Ablation was performed using radiofrequency energy. Applications were delivered via
a generator (Stockert, Freiburg, Germany). Bilateral radiofrequency wide-area circumferential
ablation lesions and carinal lines were performed on the ostia of the PV. A routinely
high-power approach was used with a radiofrequency power set at 45 watts, independent
of the location in the LA. The irrigation flow was 17 mL/min. Esophageal temperature
was monitored continuously during the entire procedure. There were no difficulties
in moving the catheter during both mapping and ablation. Successful isolation of all
4 PV was obtained (Figure 3G–J).
Heart rhythm evaluation
After achieving PV isolation, external cardioversion at 200 joules terminated the
AF into a junctional bradycardia at 45 bpm. Atrial burst pacing showed an atrioventricular
node Wenckebach cycle length <350 ms. H-V interval was normal. Entrance and exit block
were demonstrated in all 4 PV. Rapid atrial burst pacing failed to induce any arrhythmia.
The patient remained in junctional rhythm after 45 minutes post ablation. A temporary
screw-in lead was placed in the RV through the right IJ for temporary pacing.
After a 24-hour period of observation, the patient remained in a low atrial rhythm
at 70 bpm alternating with some episodes of junctional bradycardia at 45 bpm. A permanent
dual-chamber pacemaker (Azure XT DR; Medtronic, Minneapolis, MN) was successfully
implanted through the left axillary vein 24 hours after the AF ablation. The pacemaker
settings were programmed in DDD mode at 50–130 bpm with the “Managed Ventricular Pacing”
feature, a paced A-V delay of 180 ms, and a sensed A-V delay of 150 ms.
After 6 months of follow-up the patient has been completely asymptomatic. The pacemaker
check showed no episodes of AF, 2.5% of atrial pacing, and no ventricular pacing needs.
Oral anticoagulation was stopped 3 months after the procedure.
Safety and adverse events
No complications occurred either at the access sites or secondary to the transseptal
access.
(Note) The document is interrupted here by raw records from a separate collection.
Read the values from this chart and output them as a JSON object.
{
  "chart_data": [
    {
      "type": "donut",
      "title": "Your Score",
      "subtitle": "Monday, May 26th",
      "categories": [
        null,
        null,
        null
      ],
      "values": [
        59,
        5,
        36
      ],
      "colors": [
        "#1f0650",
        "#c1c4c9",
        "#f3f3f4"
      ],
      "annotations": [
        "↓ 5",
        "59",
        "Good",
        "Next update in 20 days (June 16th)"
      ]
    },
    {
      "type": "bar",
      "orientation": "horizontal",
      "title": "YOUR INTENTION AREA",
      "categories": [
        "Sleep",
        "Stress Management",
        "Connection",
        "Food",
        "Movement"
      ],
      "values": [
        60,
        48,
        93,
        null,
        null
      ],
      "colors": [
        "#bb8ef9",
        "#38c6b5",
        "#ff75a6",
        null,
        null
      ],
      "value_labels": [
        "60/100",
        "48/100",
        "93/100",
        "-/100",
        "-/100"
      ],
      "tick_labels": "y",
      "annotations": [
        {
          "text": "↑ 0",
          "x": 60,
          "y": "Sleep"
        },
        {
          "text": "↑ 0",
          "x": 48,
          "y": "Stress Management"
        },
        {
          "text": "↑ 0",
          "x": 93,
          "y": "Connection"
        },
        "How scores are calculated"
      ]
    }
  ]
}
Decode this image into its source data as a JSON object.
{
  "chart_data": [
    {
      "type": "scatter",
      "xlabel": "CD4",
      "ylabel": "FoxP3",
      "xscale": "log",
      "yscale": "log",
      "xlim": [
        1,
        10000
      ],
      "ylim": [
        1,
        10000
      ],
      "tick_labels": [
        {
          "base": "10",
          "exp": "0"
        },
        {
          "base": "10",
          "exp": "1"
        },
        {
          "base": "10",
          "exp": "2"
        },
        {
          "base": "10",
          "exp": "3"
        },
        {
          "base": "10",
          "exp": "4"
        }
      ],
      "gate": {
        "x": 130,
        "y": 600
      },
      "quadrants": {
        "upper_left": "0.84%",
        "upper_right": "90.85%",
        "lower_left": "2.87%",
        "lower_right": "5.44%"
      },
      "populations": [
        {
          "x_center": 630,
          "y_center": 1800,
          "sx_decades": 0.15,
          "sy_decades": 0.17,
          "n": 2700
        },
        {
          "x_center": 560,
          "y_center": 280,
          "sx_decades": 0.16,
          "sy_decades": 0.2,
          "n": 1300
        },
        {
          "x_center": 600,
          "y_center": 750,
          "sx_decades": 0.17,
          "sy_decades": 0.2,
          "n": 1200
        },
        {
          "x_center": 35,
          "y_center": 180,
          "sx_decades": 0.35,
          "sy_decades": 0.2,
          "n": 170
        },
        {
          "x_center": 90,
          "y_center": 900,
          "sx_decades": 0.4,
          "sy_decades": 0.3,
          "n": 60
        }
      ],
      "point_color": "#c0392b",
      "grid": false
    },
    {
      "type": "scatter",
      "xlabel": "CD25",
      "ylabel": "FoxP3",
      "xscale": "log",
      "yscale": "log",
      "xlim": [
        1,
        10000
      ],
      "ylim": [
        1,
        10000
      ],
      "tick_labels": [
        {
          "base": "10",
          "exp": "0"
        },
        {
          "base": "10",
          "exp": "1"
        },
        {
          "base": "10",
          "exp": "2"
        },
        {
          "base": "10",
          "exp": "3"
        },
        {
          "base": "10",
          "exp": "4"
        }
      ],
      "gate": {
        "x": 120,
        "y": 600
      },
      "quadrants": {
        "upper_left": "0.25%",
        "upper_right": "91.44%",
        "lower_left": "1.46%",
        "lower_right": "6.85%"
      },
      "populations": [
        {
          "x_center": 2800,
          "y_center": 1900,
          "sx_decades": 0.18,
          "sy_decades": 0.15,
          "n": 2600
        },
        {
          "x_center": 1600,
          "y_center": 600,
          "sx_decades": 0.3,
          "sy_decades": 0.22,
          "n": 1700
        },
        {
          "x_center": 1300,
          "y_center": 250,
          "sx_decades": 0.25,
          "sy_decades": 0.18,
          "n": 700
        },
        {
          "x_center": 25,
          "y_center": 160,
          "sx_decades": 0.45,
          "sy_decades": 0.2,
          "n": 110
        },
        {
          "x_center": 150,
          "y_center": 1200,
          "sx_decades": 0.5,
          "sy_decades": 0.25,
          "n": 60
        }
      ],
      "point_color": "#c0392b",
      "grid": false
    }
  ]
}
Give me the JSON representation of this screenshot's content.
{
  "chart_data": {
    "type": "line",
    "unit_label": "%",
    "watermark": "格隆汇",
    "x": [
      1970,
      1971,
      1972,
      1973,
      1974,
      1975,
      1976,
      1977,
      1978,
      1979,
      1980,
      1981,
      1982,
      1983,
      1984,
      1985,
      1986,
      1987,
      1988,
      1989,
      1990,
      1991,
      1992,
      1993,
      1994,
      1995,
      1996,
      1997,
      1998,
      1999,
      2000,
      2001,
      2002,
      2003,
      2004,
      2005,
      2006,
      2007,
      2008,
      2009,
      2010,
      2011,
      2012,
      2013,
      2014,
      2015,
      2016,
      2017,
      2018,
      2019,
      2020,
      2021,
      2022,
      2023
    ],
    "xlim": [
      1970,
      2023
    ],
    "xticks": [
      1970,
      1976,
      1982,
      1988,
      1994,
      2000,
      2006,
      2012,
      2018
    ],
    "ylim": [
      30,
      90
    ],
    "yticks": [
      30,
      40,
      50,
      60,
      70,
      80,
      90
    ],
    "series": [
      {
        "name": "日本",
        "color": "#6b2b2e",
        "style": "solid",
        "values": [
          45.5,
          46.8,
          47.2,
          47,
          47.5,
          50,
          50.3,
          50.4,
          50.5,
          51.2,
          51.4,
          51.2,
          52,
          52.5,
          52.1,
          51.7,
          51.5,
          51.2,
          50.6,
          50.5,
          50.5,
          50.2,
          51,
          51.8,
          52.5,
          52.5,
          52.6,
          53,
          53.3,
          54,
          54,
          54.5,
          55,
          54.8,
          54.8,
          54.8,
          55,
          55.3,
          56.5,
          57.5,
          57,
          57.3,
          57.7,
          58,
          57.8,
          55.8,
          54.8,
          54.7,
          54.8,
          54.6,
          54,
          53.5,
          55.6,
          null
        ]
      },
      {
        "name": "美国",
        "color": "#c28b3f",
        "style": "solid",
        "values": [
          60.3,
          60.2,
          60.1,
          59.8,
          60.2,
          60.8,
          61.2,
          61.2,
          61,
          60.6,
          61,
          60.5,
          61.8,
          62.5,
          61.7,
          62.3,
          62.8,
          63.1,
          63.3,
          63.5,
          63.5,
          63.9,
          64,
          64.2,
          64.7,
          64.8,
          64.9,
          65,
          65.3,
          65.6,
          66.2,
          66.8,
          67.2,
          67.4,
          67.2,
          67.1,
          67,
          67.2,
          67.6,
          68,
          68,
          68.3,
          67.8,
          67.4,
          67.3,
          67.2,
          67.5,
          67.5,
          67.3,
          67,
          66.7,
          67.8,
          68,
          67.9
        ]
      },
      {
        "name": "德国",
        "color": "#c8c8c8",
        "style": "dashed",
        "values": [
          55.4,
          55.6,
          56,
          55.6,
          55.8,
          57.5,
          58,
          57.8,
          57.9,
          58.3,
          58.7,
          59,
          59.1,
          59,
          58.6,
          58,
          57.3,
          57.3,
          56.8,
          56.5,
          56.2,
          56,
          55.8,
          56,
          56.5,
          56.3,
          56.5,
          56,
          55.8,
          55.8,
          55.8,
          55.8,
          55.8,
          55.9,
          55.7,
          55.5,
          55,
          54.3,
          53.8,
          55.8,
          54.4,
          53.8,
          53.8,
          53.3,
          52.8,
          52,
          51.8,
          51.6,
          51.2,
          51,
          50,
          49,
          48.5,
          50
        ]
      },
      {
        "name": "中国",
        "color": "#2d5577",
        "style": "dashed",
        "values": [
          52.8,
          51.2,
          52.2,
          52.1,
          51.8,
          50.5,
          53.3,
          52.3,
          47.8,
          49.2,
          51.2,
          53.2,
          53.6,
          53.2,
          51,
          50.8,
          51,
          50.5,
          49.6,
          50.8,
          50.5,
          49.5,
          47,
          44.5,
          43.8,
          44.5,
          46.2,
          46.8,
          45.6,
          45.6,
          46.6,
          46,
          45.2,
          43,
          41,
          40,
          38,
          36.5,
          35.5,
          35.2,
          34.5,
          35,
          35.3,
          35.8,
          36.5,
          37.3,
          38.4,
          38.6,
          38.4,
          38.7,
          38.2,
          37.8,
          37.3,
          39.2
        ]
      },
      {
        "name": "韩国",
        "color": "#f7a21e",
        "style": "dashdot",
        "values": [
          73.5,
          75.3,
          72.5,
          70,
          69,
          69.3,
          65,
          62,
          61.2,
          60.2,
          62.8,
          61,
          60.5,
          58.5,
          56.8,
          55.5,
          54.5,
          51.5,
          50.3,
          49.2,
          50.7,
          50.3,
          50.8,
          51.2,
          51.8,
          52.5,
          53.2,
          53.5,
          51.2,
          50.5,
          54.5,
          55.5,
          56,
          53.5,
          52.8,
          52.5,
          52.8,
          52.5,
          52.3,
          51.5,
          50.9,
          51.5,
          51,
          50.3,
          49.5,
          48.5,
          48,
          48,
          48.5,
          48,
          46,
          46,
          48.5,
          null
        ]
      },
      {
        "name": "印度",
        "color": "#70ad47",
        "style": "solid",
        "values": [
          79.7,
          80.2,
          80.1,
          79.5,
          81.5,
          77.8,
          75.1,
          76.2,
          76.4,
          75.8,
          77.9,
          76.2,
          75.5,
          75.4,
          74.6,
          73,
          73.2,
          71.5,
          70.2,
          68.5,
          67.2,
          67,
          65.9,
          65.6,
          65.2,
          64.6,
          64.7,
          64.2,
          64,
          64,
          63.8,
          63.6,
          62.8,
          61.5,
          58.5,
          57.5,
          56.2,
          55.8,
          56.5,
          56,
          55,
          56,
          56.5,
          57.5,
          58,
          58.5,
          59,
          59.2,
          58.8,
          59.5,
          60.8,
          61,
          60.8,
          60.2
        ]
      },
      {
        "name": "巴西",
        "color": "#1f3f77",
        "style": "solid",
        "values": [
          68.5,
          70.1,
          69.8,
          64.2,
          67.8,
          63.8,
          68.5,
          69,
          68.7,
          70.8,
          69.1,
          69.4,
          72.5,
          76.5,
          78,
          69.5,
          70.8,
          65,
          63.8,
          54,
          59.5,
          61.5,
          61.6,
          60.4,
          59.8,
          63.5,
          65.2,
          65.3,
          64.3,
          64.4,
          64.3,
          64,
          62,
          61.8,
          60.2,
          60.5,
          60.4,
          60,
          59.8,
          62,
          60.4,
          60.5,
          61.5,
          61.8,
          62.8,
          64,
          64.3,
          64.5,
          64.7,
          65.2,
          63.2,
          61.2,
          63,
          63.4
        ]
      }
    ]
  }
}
The total radiation time for the AF ablation procedure was 33 minutes and
the radiation dose was 4476 μGy·m2.
We herein described a patient with LAI and SND presenting with symptomatic and persistent
AF. The incidence of AF in these patients has been reported to be around 10%. Moreover,
the rising prevalence of SND with age in these patients increases the risk of developing
AF. On the other hand, bradyarrhythmias are frequent and highly complex in LAI patients;
therefore the use of antiarrhythmic treatment alone is limited and catheter ablation
should be considered. However, the interruption of the IVC is highly frequent in LAI;
consequently, a standard transseptal approach via the femoral vein is not possible
in these patients.
The Supplementary Material section provides a discussion about transseptal access
from the right IJ, PV isolation with radiofrequency ablation and RMN, and SND management.
In summary, to the best of our knowledge, this is the first case report of the following:
(1) successful transseptal access via right IJ vein with a steerable sheath and a
radiofrequency needle in a patient with the combination of LAI, interrupted IVC, and
SND; and (2) successful PV isolation via right IJ vein using radiofrequency ablation
with RMN and no recurrence of AF after 6 months of follow-up.
Key Teaching Points
In patients with left atrial isomerism and interrupted inferior vena cava, successful
transseptal access can be obtained with a steerable sheath and a radiofrequency needle
through the right internal jugular vein.
Robotic magnetic navigation offers advantages for catheter manipulation for both mapping
and ablation within the left atrium in patients with interrupted vena cava with an
internal jugular vein approach.
When planning the procedural approach of pulmonary vein isolation, it is important
to consider that sinus node dysfunction is frequent in patients with left atrial isomerism.